It's a Friday evening in late November, and the air at Grumpy's Bar & Grill in Minneapolis is abuzz with the electricity of weekend release. Friends backslap and crowd six to a booth. Coats and bags and bike helmets pile up on the floor.
"Take note of the puke bucket," someone yells as I elbow through the crowd, stepping over cords and onto a little stage. It's my turn to pedal the stationary bike hooked up to the computer. I have 20 seconds to sprint and spin along an imaginary 500-meter course.
"GO TIGER!" the screen flashes. And thus I start my ride.
This is goldsprint racing, a rising offseason cycling activity that melds a stationary bike trainer with a video game. Riders pedal to move wheels on a computer-connected roller system, transferring power output to its virtual equivalent onscreen, where an animated biker ticks along.
Faces go beet-red in seconds, nostrils flare and rubber literally burns as riders start up and spin full-bore on aluminum rollers. Each 20-second session provides a great physical test for the rider as well as an entertaining spectacle for bar patrons in the crowd. The barf bucket stands ready for both causes.
"Come on, come on!" the emcee screams. I'm halfway through my session, an elimination round where riders go solo to prove their worth. My head is down, body leaning out over handlebars. I'm gasping, heart racing, the room fading in and out, bursts of light and audible flashes.

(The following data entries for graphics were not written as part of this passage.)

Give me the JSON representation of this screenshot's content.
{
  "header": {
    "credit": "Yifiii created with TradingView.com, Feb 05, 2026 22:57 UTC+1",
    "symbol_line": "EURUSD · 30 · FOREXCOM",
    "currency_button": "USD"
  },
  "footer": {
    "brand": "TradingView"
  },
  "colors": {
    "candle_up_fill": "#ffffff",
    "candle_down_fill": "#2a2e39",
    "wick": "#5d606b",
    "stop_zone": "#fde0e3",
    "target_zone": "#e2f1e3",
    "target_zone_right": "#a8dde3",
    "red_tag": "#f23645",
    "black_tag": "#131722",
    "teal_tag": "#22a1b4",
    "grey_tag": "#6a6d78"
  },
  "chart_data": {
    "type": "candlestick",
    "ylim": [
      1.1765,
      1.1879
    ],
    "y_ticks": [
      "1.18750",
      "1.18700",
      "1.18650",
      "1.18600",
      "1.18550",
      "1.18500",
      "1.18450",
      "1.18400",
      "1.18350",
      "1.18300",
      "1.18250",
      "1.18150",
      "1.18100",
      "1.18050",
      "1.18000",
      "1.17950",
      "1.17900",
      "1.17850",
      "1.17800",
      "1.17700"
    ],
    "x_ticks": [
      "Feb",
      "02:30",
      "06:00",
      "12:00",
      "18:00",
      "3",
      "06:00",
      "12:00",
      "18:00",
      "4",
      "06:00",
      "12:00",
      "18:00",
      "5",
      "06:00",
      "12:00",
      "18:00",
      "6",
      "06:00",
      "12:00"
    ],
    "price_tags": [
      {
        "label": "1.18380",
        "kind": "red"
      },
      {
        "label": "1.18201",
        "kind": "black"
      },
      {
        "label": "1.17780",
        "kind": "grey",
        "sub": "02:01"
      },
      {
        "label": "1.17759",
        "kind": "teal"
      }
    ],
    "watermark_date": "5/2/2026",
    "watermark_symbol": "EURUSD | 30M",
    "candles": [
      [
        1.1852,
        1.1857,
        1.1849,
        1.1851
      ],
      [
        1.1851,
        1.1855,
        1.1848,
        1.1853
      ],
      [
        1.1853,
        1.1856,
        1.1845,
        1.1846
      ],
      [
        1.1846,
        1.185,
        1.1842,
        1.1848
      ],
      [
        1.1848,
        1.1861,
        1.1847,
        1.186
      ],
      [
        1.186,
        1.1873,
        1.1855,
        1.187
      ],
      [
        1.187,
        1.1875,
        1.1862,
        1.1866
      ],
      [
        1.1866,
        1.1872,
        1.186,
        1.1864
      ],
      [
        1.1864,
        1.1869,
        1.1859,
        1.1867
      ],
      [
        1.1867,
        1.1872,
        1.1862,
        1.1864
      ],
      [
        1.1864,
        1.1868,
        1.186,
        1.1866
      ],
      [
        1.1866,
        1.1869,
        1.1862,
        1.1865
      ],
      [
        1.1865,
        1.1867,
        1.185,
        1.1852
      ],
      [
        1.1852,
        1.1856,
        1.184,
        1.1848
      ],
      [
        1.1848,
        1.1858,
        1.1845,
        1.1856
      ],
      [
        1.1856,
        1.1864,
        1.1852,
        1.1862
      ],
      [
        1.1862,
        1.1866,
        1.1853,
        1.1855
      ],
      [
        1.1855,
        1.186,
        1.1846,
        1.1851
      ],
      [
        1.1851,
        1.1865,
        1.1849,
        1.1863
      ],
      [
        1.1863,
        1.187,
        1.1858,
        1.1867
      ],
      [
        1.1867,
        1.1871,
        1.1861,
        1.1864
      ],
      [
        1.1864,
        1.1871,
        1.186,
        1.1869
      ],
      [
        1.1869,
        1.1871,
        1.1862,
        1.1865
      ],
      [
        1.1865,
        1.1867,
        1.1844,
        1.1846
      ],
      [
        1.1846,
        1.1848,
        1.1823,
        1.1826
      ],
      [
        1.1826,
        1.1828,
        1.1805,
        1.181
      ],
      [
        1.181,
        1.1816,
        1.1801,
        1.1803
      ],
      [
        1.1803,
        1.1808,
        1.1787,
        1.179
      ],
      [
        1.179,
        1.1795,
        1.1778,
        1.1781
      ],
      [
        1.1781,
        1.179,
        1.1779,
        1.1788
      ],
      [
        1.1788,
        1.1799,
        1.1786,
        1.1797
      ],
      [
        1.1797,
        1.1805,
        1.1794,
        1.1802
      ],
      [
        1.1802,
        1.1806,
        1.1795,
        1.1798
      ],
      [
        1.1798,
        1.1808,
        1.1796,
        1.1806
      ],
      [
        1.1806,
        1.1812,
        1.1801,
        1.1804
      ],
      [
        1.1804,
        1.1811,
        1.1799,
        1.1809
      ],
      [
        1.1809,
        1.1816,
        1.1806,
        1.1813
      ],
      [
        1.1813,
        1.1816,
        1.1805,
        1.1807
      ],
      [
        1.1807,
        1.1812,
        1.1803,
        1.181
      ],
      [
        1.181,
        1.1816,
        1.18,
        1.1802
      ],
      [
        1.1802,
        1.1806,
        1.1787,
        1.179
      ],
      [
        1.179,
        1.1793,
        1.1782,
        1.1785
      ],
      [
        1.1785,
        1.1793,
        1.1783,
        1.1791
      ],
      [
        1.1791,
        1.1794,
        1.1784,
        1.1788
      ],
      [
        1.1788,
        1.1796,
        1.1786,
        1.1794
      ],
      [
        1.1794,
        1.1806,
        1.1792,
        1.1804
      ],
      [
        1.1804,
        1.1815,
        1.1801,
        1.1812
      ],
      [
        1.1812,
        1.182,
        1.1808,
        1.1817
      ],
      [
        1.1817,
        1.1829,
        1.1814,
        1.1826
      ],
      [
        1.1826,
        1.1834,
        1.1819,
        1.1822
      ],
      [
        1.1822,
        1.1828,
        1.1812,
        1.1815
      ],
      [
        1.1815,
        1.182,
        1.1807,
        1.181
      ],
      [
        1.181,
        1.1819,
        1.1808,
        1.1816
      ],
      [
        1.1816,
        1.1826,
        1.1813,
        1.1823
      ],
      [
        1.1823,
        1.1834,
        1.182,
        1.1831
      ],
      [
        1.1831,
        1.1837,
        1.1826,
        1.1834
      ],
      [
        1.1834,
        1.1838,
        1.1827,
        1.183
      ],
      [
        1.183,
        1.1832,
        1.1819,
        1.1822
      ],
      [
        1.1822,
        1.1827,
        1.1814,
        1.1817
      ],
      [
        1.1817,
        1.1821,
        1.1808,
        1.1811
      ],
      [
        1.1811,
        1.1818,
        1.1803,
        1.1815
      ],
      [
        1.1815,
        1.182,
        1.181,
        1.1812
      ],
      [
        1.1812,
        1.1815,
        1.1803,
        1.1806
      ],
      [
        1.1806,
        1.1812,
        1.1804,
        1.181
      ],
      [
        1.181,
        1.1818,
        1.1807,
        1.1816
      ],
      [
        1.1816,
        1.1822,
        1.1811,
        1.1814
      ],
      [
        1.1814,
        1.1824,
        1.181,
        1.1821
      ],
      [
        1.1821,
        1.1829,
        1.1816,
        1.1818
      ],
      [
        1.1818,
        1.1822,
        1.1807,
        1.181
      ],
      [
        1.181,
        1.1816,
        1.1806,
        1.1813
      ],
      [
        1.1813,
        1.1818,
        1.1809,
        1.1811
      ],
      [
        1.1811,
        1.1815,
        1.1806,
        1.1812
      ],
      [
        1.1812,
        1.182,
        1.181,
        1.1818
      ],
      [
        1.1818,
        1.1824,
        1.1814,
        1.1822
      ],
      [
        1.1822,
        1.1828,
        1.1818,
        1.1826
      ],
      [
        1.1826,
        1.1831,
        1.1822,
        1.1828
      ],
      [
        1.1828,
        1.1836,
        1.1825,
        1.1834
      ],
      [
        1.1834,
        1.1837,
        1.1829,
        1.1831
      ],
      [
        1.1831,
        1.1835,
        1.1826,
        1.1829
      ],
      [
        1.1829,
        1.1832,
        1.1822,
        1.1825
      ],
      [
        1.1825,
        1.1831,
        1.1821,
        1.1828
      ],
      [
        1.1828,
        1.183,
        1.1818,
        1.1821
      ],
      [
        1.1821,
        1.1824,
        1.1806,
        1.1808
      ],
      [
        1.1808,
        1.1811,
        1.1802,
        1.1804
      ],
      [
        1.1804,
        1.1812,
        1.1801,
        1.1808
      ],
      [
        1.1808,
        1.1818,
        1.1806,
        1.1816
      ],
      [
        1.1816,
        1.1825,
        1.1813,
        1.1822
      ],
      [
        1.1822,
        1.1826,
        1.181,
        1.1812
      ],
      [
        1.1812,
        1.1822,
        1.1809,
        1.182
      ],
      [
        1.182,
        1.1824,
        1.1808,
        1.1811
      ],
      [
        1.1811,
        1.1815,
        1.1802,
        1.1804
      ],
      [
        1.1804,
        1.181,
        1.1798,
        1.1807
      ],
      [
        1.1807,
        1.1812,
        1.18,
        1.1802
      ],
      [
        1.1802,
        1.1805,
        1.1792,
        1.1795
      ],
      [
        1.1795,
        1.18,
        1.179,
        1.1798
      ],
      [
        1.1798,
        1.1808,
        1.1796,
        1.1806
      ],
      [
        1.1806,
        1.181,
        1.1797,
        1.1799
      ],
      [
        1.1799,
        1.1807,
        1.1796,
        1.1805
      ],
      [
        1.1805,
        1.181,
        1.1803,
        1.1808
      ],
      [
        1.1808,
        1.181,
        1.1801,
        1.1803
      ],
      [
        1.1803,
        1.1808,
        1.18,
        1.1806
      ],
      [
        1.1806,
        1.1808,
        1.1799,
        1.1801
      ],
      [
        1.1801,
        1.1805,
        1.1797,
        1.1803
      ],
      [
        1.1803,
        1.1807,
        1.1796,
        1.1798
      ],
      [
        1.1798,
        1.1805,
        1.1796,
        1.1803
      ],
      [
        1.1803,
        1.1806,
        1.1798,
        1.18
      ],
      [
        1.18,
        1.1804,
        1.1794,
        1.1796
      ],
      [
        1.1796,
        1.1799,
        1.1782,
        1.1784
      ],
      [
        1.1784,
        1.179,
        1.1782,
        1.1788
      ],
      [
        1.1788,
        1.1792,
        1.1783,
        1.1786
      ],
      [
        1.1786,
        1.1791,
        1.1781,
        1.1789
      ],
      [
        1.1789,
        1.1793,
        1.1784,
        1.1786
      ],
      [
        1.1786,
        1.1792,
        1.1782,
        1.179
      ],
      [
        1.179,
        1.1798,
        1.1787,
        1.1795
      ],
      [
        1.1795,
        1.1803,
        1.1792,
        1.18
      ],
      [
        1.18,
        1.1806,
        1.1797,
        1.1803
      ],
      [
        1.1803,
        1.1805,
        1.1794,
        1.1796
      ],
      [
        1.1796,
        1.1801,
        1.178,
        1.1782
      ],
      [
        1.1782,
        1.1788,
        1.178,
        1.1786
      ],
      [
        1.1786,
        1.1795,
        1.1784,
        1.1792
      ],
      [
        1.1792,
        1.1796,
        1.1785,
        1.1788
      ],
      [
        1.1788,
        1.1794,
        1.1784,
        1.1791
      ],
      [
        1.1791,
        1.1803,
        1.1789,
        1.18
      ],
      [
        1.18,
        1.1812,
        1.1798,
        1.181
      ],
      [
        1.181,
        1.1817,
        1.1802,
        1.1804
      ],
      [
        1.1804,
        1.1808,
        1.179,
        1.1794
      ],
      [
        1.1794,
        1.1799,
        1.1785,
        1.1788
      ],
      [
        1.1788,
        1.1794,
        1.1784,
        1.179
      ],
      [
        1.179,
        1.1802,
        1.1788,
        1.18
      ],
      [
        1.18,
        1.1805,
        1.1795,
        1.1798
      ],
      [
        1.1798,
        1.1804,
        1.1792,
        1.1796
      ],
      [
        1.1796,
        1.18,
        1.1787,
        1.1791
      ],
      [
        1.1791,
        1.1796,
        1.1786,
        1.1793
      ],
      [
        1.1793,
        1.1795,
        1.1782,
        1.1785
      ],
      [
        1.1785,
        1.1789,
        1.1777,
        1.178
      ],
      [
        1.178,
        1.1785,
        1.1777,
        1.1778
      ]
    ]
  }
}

"Five seconds to go," someone shouts.
Goldsprints -- which were popularized in cities such as New York and London in recent years but are new to Minneapolis -- have a historical connection to roller racing, a similarly obscure format that's been around for decades. Roller racing employs a mechanical system to move clock arms on a large dial face. Each revolution of the roller under a rider's wheel transfers to gears that measure and pace off speed and distance traveled.
For goldsprints, computer code and magnetized sensors are used in lieu of gears and clock dials. At the Nov. 30 Grumpy's event -- first in a series of four "ColdSprints" to be held at the bar this winter -- a plasma screen over the stage revealed riders' distance traveled and virtual speed in mile-per-hour readouts.